Coupe du Monde 2018 : meilleurs étrangers de Premier League

A quelques jours de l’ouverture de la 21 ème édition de la Coupe du Monde, l’équipe de la rédaction de ZoneMixte vous propose une liste des meilleurs étrangers de Premier League que vous retrouverez bientôt en Russie. Lors de la saison à peine écoulée, tous se sont illustrés, tous ont performé et logiquement tous ont été sélectionné parmi les 23 de leur équipe nationale.

Par Nicolas Wagner– Twitter: @friulconnection

La présence d’étrangers dans le championnat anglais est très importante. Par conséquent, ce top des internationaux étrangers y évoluant est plus étoffé que celui sur la Serie A. Par contre, et sans surprise, là aussi, cette liste regroupe majoritairement des éléments présents dans les formations du Big 6. Quatre joueurs, dont les équipes sont moins bien classées, complètent la sélection. Mais leur prestation individuelle et collective a suffisamment attiré notre attention tout au long de cette saison pour y figurer. Pour prendre part à notre listing, il faut bien sûr avoir marqué les esprits lors de l’exercice écoulé ET être membre de son équipe nationale.

Sergio Agüero : Manchester City, Argentine, 85 sél.

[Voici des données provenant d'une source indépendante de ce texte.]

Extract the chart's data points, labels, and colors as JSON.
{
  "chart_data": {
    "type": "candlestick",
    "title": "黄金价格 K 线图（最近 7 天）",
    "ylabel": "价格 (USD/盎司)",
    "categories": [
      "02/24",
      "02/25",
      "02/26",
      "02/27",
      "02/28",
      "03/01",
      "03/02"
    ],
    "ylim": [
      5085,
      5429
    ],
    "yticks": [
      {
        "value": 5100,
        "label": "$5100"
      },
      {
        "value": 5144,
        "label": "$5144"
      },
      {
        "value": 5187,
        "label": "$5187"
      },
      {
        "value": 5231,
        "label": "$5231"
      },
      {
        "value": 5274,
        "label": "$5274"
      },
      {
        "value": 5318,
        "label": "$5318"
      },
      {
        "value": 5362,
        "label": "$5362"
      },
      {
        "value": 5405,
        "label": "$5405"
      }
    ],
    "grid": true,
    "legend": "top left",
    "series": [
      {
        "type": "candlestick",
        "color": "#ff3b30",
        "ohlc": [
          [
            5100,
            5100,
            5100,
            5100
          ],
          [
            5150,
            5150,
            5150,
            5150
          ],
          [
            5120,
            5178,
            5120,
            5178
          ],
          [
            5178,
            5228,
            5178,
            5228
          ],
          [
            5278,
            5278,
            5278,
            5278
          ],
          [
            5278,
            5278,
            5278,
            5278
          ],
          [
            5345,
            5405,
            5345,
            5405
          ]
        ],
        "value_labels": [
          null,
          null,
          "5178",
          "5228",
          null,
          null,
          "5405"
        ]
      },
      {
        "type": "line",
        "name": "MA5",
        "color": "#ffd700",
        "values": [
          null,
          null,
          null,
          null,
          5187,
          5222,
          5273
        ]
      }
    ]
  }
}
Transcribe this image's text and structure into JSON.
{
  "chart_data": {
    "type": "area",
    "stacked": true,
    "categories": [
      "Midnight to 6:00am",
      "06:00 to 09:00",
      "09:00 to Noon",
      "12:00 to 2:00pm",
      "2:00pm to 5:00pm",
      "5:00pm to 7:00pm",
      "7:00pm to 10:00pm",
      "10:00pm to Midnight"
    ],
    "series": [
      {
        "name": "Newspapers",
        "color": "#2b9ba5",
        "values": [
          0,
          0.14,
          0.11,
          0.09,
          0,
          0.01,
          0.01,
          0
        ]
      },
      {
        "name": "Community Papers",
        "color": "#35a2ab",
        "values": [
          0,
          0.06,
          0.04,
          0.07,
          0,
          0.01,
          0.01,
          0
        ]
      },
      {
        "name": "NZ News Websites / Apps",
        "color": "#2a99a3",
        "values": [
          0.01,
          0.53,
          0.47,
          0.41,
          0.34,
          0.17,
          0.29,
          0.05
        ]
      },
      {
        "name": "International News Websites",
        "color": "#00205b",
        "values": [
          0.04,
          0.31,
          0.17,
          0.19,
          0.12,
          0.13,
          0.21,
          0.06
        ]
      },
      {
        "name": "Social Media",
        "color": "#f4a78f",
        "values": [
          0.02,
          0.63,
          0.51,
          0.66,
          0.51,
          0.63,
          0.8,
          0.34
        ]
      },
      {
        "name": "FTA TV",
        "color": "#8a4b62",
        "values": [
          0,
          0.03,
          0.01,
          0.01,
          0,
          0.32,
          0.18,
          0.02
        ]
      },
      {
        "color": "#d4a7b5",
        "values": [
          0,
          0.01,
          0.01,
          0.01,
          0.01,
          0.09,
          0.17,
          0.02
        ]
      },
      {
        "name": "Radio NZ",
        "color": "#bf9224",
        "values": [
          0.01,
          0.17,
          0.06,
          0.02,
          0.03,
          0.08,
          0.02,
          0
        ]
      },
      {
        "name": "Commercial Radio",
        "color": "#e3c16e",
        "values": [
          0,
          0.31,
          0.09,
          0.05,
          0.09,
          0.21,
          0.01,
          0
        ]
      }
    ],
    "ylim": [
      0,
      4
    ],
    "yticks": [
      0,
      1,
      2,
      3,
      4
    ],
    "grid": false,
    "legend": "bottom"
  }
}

L’homme du titre de 2012. Monsieur 90+4. Présent au club depuis la saison 2011/12, Kun Agüero vient de boucler un septennat avec City. Encore décisif, malgré une blessure au genou en fin d’exercice, dans l’obtention du récent sacre avec un ratio impressionnant de 21 buts en 25 matches. Ses prestations lui valent des déclarations appuyées de la part de Pep Guardiola :

 » C’est une légende et c’est une partie de l’histoire du club. Les chiffres d’Agüero parlent d’eux-mêmes – Il est incroyable.  »  après un hat trick réalisé face à Watford

Membre de l’armada offensive de l’Albiceleste, Agüero devrait être l’une des gâchettes de l’équipe dirigée par Sampaoli. Si l’Argentine ne fait pas figure de favori, cependant elle reste un sérieux outsider. Elle pourra compter sur le sens du but de l’instinctif avant centre des Skyblues.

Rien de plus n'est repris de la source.